The cases in this study overlap with those used before. BD was assessed using 100 sequential cases from the pathology archives in Leicester from January 1, 2004. The results were subsequently validated by extending the number to 970 plus 359 melanomas from another center, Nottingham. CTA analysis used the same cases, which was considered scientifically valid because this was a brand new feature. However, more cases needed to be excluded because of the particular requirements of CTA measurement, leaving 918 Leicester and 321 Nottingham cases. Microscopic invasive width analysis also used these same Leicester cases, but they were extended to 1329. Nottingham cases were not used. An overlap in used cases was again regarded as scientifically valid because this was another new feature. In this study, the cases were entirely a subset of Saldanha et al., but comprising only those where macroscopic width could be found in the pathology report.
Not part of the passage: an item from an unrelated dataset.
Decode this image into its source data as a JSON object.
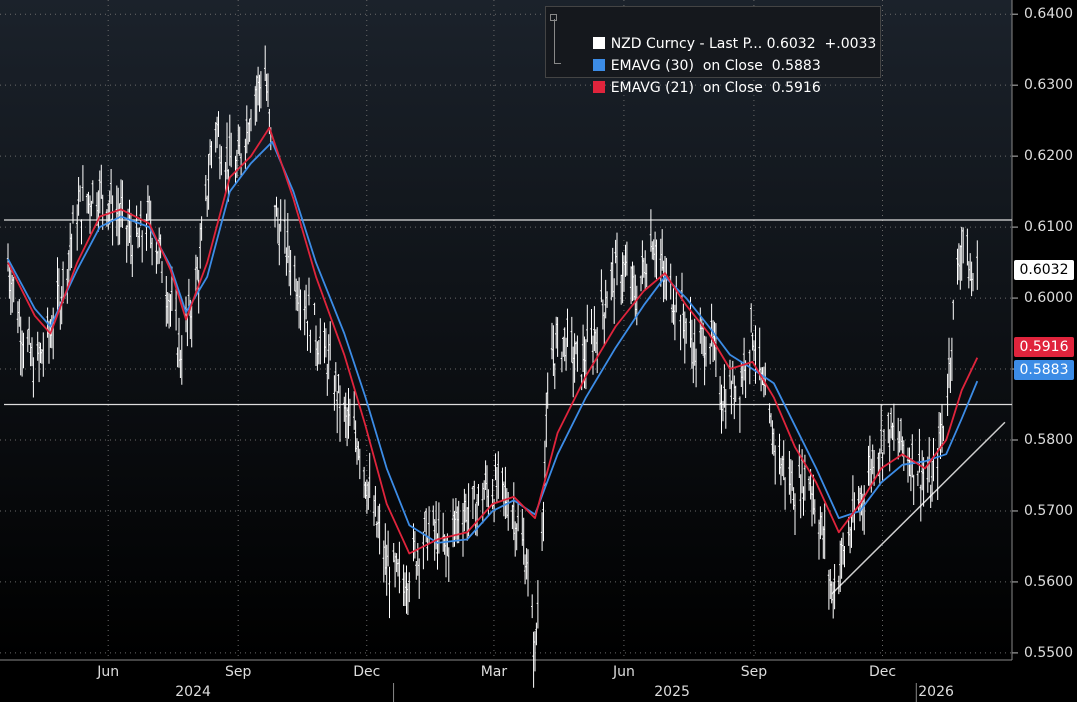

This required manual review of 1329 free‐text pathology reports, which was laborious and time consuming, hence these data were not available for inclusion in Saldanha et al.

Invasive width and BT could be used to create a composite measure. Indeed this was addressed in our previous publication, finding that together width and BT would overestimate risk in wide and deep melanomas unless an interaction was accounted for. Moving forward, we believe that microscopic invasive width is so simple and conceptually similar to BT that it may have the best chance for translation into practice. Ultimately, this will require external validation and if sufficient evidence of prognostic value were to accrue, it might become a strong candidate for routine measurement in melanoma reports, at which point microscopic width would be available on thousands of cases for definitive comparison to established prognostic features.

In conclusion, this study shows that invasive width is a better prognostic feature than macroscopic width. Crucially, while macroscopic width is simple to measure at the time of specimen dissection, it cannot serve as a like‐for‐like replacement for invasive width. These findings support wider investigation of invasive width.

CONFLICTS OF INTEREST

The authors declare no conflicts of interest.

ETHICS STATEMENT

The use of human tissue was approved by an NHS REC (17/EM/0125) on April 20, 2017 and with exemption from consent.